Bir ay süren yolculuktan sonra kafile Zara’ya ulaşabildi. Aramızda yaşlılar hastalar çocuklar bulunduğundan sık sık konaklamak dinlenmek gerekiyordu. Fakat kendimize uygun bir yer yerleşim yeri bulabilmek için yola devam ettik. 2 aylık bir yürüyüşten sonra Tokat’ın Zile ilçesinde yerleşmeye karar verildi. Zile’de iki yıl kaldıktan sonra gidişte olduğu gibi dönüşte de meşakkatli bir yolculuktan sonra Erzincan’a döndük
. Bizler çocukluğumuzda büyüklerimizden yıllarca seferberlik anılarını dinlemişizdir. Erzincan’a dönen aileler yakılan yıkılan evlerini, barklarını onarıp yeni bir hayata sıfırdan başlamak zorunda kaldılar. Bu da hiç kolay olmadı elbet.
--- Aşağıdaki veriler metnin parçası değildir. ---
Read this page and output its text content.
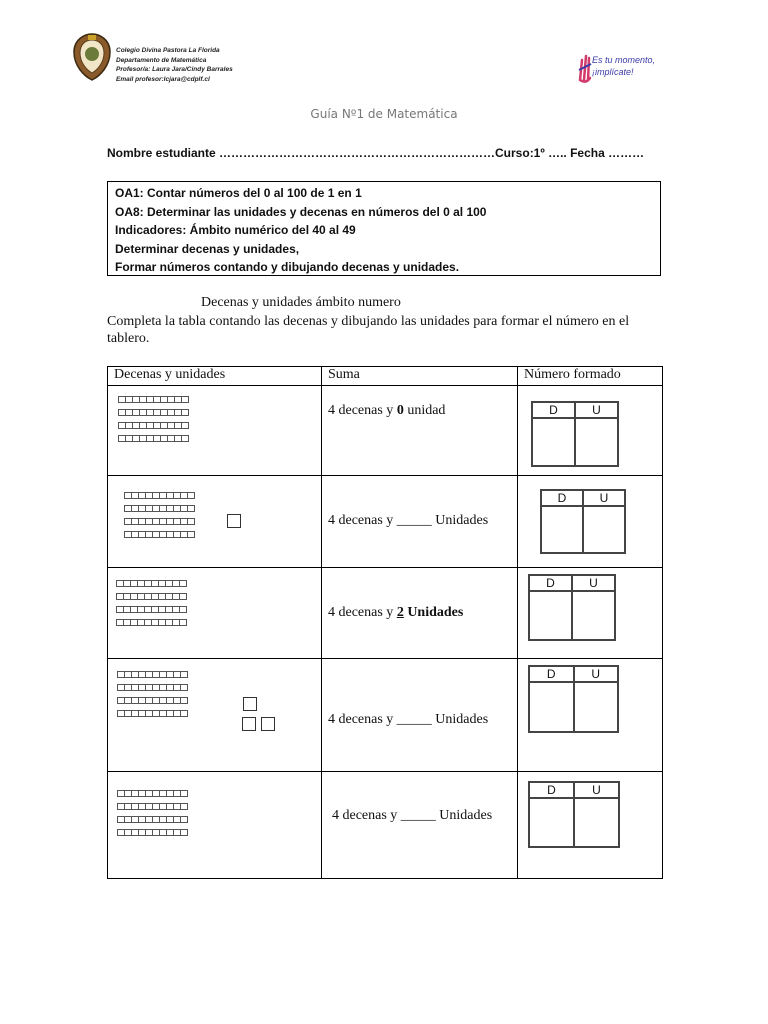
Colegio Divina Pastora La Florida
Departamento de Matemática
Profesor/a: Laura Jara/Cindy Barrales
Email profesor:lcjara@cdplf.cl
Es tu momento,
¡implícate!
Guía Nº1 de Matemática
Nombre estudiante ……………………………………………………………Curso:1º ….. Fecha ………
OA1: Contar números del 0 al 100 de 1 en 1
OA8: Determinar las unidades y decenas en números del 0 al 100
Indicadores: Ámbito numérico del 40 al 49
Determinar decenas y unidades,
Formar números contando y dibujando decenas y unidades.
Decenas y unidades ámbito numero
Completa la tabla contando las decenas y dibujando las unidades para formar el número en el tablero.
Decenas y unidades	Suma	Número formado

	4 decenas y 0 unidad	D U

	4 decenas y _____ Unidades	D U

	4 decenas y 2 Unidades	D U

	4 decenas y _____ Unidades	D U

	4 decenas y _____ Unidades	D U
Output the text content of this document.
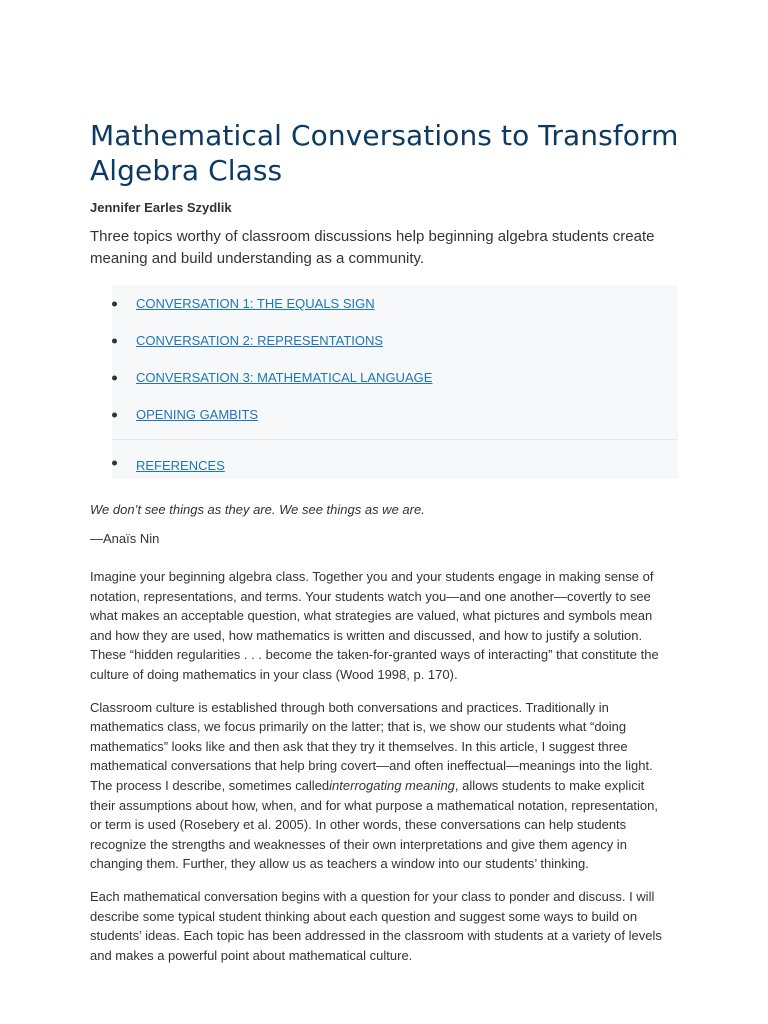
Mathematical Conversations to Transform Algebra Class
Jennifer Earles Szydlik
Three topics worthy of classroom discussions help beginning algebra students create meaning and build understanding as a community.
CONVERSATION 1: THE EQUALS SIGN
CONVERSATION 2: REPRESENTATIONS
CONVERSATION 3: MATHEMATICAL LANGUAGE
OPENING GAMBITS
REFERENCES
We don’t see things as they are. We see things as we are.
—Anaïs Nin

Imagine your beginning algebra class. Together you and your students engage in making sense of notation, representations, and terms. Your students watch you—and one another—covertly to see what makes an acceptable question, what strategies are valued, what pictures and symbols mean and how they are used, how mathematics is written and discussed, and how to justify a solution. These “hidden regularities . . . become the taken-for-granted ways of interacting” that constitute the culture of doing mathematics in your class (Wood 1998, p. 170).

Classroom culture is established through both conversations and practices. Traditionally in mathematics class, we focus primarily on the latter; that is, we show our students what “doing mathematics” looks like and then ask that they try it themselves. In this article, I suggest three mathematical conversations that help bring covert—and often ineffectual—meanings into the light. The process I describe, sometimes calledinterrogating meaning, allows students to make explicit their assumptions about how, when, and for what purpose a mathematical notation, representation, or term is used (Rosebery et al. 2005). In other words, these conversations can help students recognize the strengths and weaknesses of their own interpretations and give them agency in changing them. Further, they allow us as teachers a window into our students’ thinking.

Each mathematical conversation begins with a question for your class to ponder and discuss. I will describe some typical student thinking about each question and suggest some ways to build on students’ ideas. Each topic has been addressed in the classroom with students at a variety of levels and makes a powerful point about mathematical culture.
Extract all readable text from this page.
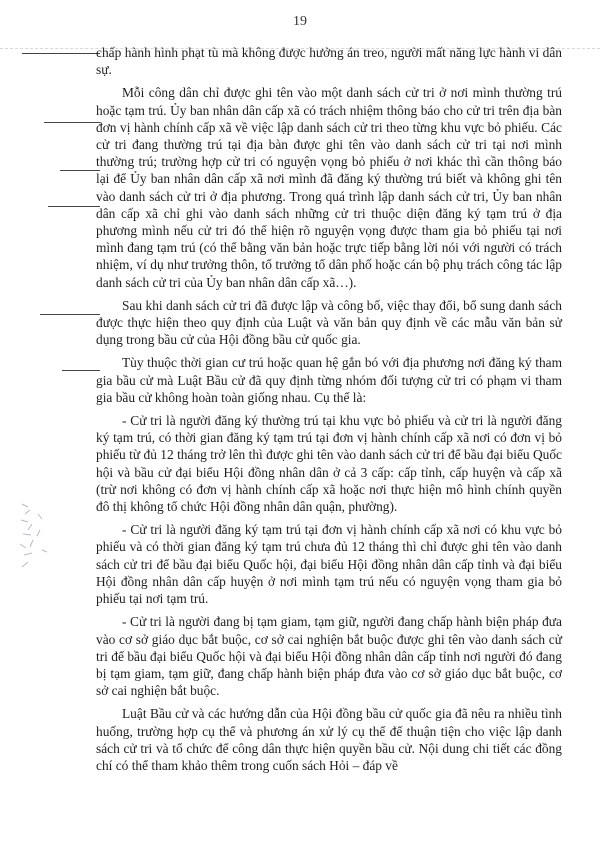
19

chấp hành hình phạt tù mà không được hưởng án treo, người mất năng lực hành vi dân sự.

Mỗi công dân chỉ được ghi tên vào một danh sách cử tri ở nơi mình thường trú hoặc tạm trú. Ủy ban nhân dân cấp xã có trách nhiệm thông báo cho cử tri trên địa bàn đơn vị hành chính cấp xã về việc lập danh sách cử tri theo từng khu vực bỏ phiếu. Các cử tri đang thường trú tại địa bàn được ghi tên vào danh sách cử tri tại nơi mình thường trú; trường hợp cử tri có nguyện vọng bỏ phiếu ở nơi khác thì cần thông báo lại để Ủy ban nhân dân cấp xã nơi mình đã đăng ký thường trú biết và không ghi tên vào danh sách cử tri ở địa phương. Trong quá trình lập danh sách cử tri, Ủy ban nhân dân cấp xã chỉ ghi vào danh sách những cử tri thuộc diện đăng ký tạm trú ở địa phương mình nếu cử tri đó thể hiện rõ nguyện vọng được tham gia bỏ phiếu tại nơi mình đang tạm trú (có thể bằng văn bản hoặc trực tiếp bằng lời nói với người có trách nhiệm, ví dụ như trưởng thôn, tổ trưởng tổ dân phố hoặc cán bộ phụ trách công tác lập danh sách cử tri của Ủy ban nhân dân cấp xã…).

Sau khi danh sách cử tri đã được lập và công bố, việc thay đổi, bổ sung danh sách được thực hiện theo quy định của Luật và văn bản quy định về các mẫu văn bản sử dụng trong bầu cử của Hội đồng bầu cử quốc gia.

Tùy thuộc thời gian cư trú hoặc quan hệ gắn bó với địa phương nơi đăng ký tham gia bầu cử mà Luật Bầu cử đã quy định từng nhóm đối tượng cử tri có phạm vi tham gia bầu cử không hoàn toàn giống nhau. Cụ thể là:

- Cử tri là người đăng ký thường trú tại khu vực bỏ phiếu và cử tri là người đăng ký tạm trú, có thời gian đăng ký tạm trú tại đơn vị hành chính cấp xã nơi có đơn vị bỏ phiếu từ đủ 12 tháng trở lên thì được ghi tên vào danh sách cử tri để bầu đại biểu Quốc hội và bầu cử đại biểu Hội đồng nhân dân ở cả 3 cấp: cấp tỉnh, cấp huyện và cấp xã (trừ nơi không có đơn vị hành chính cấp xã hoặc nơi thực hiện mô hình chính quyền đô thị không tổ chức Hội đồng nhân dân quận, phường).

- Cử tri là người đăng ký tạm trú tại đơn vị hành chính cấp xã nơi có khu vực bỏ phiếu và có thời gian đăng ký tạm trú chưa đủ 12 tháng thì chỉ được ghi tên vào danh sách cử tri để bầu đại biểu Quốc hội, đại biểu Hội đồng nhân dân cấp tỉnh và đại biểu Hội đồng nhân dân cấp huyện ở nơi mình tạm trú nếu có nguyện vọng tham gia bỏ phiếu tại nơi tạm trú.

- Cử tri là người đang bị tạm giam, tạm giữ, người đang chấp hành biện pháp đưa vào cơ sở giáo dục bắt buộc, cơ sở cai nghiện bắt buộc được ghi tên vào danh sách cử tri để bầu đại biểu Quốc hội và đại biểu Hội đồng nhân dân cấp tỉnh nơi người đó đang bị tạm giam, tạm giữ, đang chấp hành biện pháp đưa vào cơ sở giáo dục bắt buộc, cơ sở cai nghiện bắt buộc.

Luật Bầu cử và các hướng dẫn của Hội đồng bầu cử quốc gia đã nêu ra nhiều tình huống, trường hợp cụ thể và phương án xử lý cụ thể để thuận tiện cho việc lập danh sách cử tri và tổ chức để công dân thực hiện quyền bầu cử. Nội dung chi tiết các đồng chí có thể tham khảo thêm trong cuốn sách Hỏi – đáp về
Ne var ki aradan 20 yıl geçmeden 1939’da Erzincan’ın çileli insanları bu kez deprem felaketi ile karşılaştı. Canından, malından, evinden barkından oldu. Ve yine başka yörelere göç etti. Şu farklaki 1938’de tren Erzincan’a ulaşmıştı. Kış ortasında aç ve açıkta kalan felaketzede insanları kara vagonlara doldurup başka illere gönderdiler. Ana baba ocağından, eşten dosttan ayrı kalmak, gurbette yaşamak zor gelmişti, Erzincan insanına, o nedenle iki üç yıl içerisinde göç edenler yeniden harabelerden ibaret olan Erzincan’a döndüler. Yine çileli ve sıkıntılı aylar yıllar geçirdiler. Yeniden ev bark kurdular ve bilineceği gibi 50 yıl sonra Erzincan insanı 13 Mart 1992 yılında yeni bir deprem felaketi ile karşılaştı. Felaketin acılarına bir kez daha katlanmak zorunda kaldı.